C’était peut-être le choc de la revoir comme ça au détour d’une rue alors que j’allais rejoindre des potes pour prendre l’apéro – un retour rapide et forcé sur le passé, je n’y étais pas préparé. Ça faisait trois ans qu’on ne s’était pas vu. Je l’avais complètement oubliée. L’épisode était fini, classé dossier d’archive, consigné dans une case, un bloc mémoire compressé – je n’y repensais jamais. Et tout s’était bousculé et se bousculait encor, changement de décor. Tout s’emmêlait.
C’était surtout que c’était ce que je voulais faire aussi depuis longtemps, comme elle avec la peinture, m’engager sur une voie, tout lâcher pour écrire et écrire encore, en immersion totale – je pensais sinon, en gardant un taff et les études, ne pas avoir de temps pour. Finalement ce soir-là, elle avait dû bien rigoler elle. Je n’avais pas pu la convier, moi, à une séance de dédicaces ou que sais-je, lui donner le titre de mon bouquin paru chez je-ne-sais-qui en vente à la Fnac ou chez Virgin. J’étais à moitié dégoûté de l’avoir revue.

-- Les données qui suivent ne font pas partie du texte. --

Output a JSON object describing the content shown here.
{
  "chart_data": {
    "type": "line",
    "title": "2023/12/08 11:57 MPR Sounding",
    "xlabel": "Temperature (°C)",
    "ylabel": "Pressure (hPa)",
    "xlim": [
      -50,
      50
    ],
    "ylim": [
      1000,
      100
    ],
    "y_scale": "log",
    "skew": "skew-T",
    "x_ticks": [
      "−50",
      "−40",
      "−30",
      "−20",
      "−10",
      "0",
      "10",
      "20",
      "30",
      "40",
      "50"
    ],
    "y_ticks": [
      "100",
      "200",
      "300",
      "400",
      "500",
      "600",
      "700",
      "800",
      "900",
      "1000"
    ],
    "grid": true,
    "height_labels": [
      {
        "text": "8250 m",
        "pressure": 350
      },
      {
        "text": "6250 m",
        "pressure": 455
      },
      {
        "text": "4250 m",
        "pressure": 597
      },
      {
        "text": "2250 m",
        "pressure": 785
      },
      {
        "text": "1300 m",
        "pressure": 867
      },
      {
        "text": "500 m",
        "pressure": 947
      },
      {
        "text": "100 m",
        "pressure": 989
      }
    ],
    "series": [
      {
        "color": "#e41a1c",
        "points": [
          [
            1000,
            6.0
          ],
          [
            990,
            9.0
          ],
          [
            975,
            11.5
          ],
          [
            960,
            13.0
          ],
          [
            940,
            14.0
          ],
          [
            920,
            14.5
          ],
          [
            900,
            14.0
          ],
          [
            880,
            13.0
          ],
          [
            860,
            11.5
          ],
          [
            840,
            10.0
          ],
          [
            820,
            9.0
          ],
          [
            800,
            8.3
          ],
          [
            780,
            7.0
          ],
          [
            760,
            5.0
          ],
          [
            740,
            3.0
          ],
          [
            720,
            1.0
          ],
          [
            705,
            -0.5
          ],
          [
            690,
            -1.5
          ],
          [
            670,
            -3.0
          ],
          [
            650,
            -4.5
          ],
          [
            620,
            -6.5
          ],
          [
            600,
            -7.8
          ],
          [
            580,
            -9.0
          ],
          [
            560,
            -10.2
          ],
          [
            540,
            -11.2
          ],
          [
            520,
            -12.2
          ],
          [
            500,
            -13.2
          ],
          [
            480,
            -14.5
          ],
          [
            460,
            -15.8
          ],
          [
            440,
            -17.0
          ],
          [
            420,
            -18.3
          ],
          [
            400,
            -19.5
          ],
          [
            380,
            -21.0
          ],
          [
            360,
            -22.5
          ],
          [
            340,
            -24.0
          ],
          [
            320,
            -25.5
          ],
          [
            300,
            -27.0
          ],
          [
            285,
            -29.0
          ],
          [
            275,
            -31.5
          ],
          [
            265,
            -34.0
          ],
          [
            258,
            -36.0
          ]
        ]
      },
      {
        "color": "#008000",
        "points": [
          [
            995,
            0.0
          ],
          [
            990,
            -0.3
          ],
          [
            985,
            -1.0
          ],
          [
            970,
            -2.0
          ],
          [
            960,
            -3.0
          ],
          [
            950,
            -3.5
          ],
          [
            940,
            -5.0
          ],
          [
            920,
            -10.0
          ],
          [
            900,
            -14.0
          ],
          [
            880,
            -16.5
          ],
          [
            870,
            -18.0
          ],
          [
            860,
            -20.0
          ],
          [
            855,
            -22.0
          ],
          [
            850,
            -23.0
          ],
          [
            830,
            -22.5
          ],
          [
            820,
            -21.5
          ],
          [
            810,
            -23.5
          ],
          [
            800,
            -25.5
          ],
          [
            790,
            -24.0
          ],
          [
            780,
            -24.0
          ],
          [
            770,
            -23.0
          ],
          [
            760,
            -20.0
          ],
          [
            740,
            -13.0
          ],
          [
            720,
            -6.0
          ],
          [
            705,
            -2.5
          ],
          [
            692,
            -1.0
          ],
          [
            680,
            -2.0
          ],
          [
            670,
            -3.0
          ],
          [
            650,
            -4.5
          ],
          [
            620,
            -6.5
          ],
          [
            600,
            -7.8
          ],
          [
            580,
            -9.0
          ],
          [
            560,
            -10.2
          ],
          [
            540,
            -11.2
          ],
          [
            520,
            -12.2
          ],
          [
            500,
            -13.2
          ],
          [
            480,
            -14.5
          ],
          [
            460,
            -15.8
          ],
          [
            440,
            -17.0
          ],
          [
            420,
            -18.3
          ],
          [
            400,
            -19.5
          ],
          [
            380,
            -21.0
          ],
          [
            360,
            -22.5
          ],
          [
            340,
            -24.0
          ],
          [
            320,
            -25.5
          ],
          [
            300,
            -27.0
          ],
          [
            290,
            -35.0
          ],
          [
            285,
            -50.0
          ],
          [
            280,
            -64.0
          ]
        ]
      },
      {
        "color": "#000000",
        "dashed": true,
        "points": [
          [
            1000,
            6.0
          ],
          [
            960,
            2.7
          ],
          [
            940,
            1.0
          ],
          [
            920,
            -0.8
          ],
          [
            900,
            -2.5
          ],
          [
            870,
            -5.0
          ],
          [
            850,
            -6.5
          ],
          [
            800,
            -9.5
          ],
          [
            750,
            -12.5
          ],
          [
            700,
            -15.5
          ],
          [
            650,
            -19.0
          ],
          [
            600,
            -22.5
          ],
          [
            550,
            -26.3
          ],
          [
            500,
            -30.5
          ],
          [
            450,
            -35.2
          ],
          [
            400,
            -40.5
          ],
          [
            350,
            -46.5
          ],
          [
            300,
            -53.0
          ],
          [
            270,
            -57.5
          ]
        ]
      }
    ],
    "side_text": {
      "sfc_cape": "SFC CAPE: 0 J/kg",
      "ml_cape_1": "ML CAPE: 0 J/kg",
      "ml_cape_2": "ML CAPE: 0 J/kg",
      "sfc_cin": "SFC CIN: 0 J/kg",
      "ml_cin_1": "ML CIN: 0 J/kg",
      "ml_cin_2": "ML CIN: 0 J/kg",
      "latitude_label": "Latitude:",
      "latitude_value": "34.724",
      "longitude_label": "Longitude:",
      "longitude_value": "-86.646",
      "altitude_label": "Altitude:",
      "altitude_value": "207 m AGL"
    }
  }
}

Tout avait basculé dans le temps dans prévenir, une claque, et n’ayant revu Milaï qu’inopinément, au détour d’une rue sombre et humide, une pauvre et ridicule dizaine de minutes au grand maximum, éloignement de l’objectif, je m’avisais maintenant de ce que le temps s’était chargé d’effectuer. Et c’était pas brillant. Et ça virait à l’obsession. On a la vie qu’on se fait mon gars et les souvenirs qu’on mérite disait-il en noir et blanc, l’espèce de Gabin bourru en imper sous la pluie qui me poursuivait derrière les feux follets de sa clope au bec. Je me rappelais qu’elle peignait. Sans plus. Et ça avait été toujours moi l’artiste. Je veux dire dans mes souvenirs. Dans ce qu’il s’était passé. Dans ce que j’avais vu.
Marchant tout seul entre les gens dans la rue sous le ciel qui s’assombrissait, j’ai senti le vent sur mon visage. La lumière changeait.
Il s’est mis à pleuvoir. J’avais la gorge serrée.